«Avec une baisse d’activité de 20%, on peut s’en sortir, mais à -50%, personne ne peut le faire.» Ce constat, c’est un patron décolleteur d’une entreprise de 60 salariés, comme il en existe des dizaines dans la vallée de l’Arve, qui le dresse. Comme nombre de ses collègues, il a repris l’entreprise familiale et est confronté, aujourd’hui, à la pire crise économique de l’histoire du décolletage.
Avec des commandes en chute libre depuis près de cinq mois, l’activité de son entreprise (qui dépend à 70% de l’automobile) s’est écroulée et les licenciements deviennent inévitables: «Pour l’instant, on nous a promis beaucoup de choses, mais ce ne sont que des « mesurettes ». La seule chose qui pourrait nous sauver, c’est une relance de l’économie, mais personne ne peut la décréter. On a besoin de commandes pour travailler.» Sinon, le nombre de demandeurs d’emploi continuera de grimper.
Depuis décembre, la quasi-totalité des moyennes et grandes entreprises de décolletage ont mis en place des mesures de chômage partiel, mais ça ne suffit plus.

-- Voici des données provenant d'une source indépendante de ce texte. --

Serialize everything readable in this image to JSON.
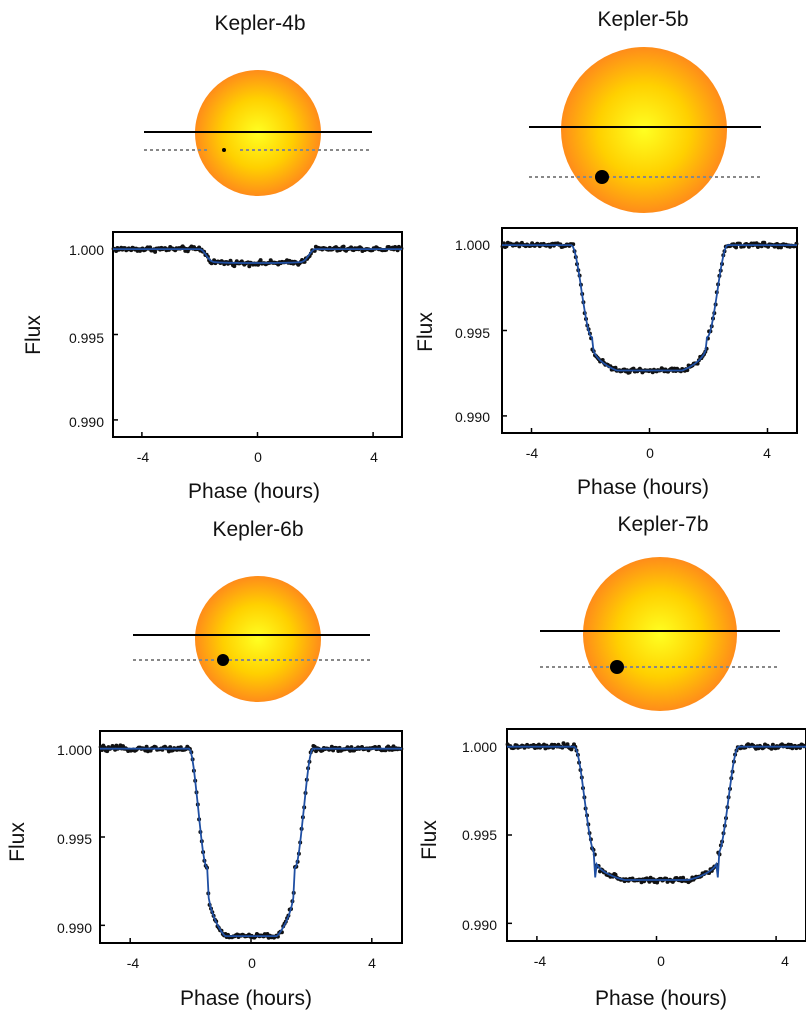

Les annonces de licenciements groupés (moins de dix salariés) se multiplient dans la vallée de l’Arve et chaque jour apporte son lot de nouveaux noms. Mais ça ne s’arrête pas là. Plusieurs entreprises ont lancé de véritables plans sociaux concernant plusieurs dizaines de salariés.
Le mouvement devrait s’accélérer entre mars et mai
À EMT 74, à Bonneville, ce sont 56 postes (production et administration) qui seront supprimés dans le cadre d’une réorganisation, mais 13 nouveaux emplois devraient être créés, avec une préférence pour le reclassement interne, soit une diminution des effectifs de 43 personnes. Chez Cartier Technologies, à Cluses, 31 postes seront supprimés. Des chiffres confirmés par les directions. On parle également de 25 licenciements chez Thévenet Technologies, à Magland et d’une quarantaine à Konsberg, à Cluses. Les dirigeants de ces deux entreprises n’étaient pas joignables hier après-midi. Une procédure serait également en cours à Perrotton à Bonneville, mais la direction de l’entreprise n’a pas souhaité s’exprimer à ce sujet...
Bref, en additionnant les quelques chiffres en notre possession, on arrive à près de 200 licenciements en cours, sans compter les ruptures de contrats, le chômage partiel et les intérims qui ont totalement disparu des ateliers. Et la situation ne semble pas prête à s’améliorer: «La production à outrance, c’est fini», poursuit notre patron «on va réduire la voilure et recentrer notre production en journée.» Ce qui n’évitera pas les licenciements.
À cause des délais de paiements (passés de 90 à 60 jours en janvier), la baisse d’activité de décembre va se répercuter en mars, d’où une hausse mécanique des licenciements et, sans doute, des dépôts de bilan dans les prochains mois.
Licenciements
Réduire la voilure pour survivre à la crise. Désormais, c’est le credo des patrons de la vallée. Pour certains, le chômage partiel ou la réduction des heures de travail (la plupart des entreprises fonctionnaient à 39h et ont donc la possibilité de descendre à 35h hebdomadaire pour éviter de toucher à la masse salariale) ne suffisent plus. Restent les licenciements. Au-delà de dix licenciements, on parle de plan social économique et l’entreprise doit demander l’accord de la direction départementale du travail. En dessous de dix, elle n’a pas cette contrainte, d’où la multiplication actuelle de ce type de mesures. Enfin, pour éviter de se faire « remarquer » (l’aide financière de l’État sera attribuée en priorité aux entreprises qui ne licencient pas), certaines sociétés poussent leurs salariés à accepter une « rupture amiable » de leur contrat de travail.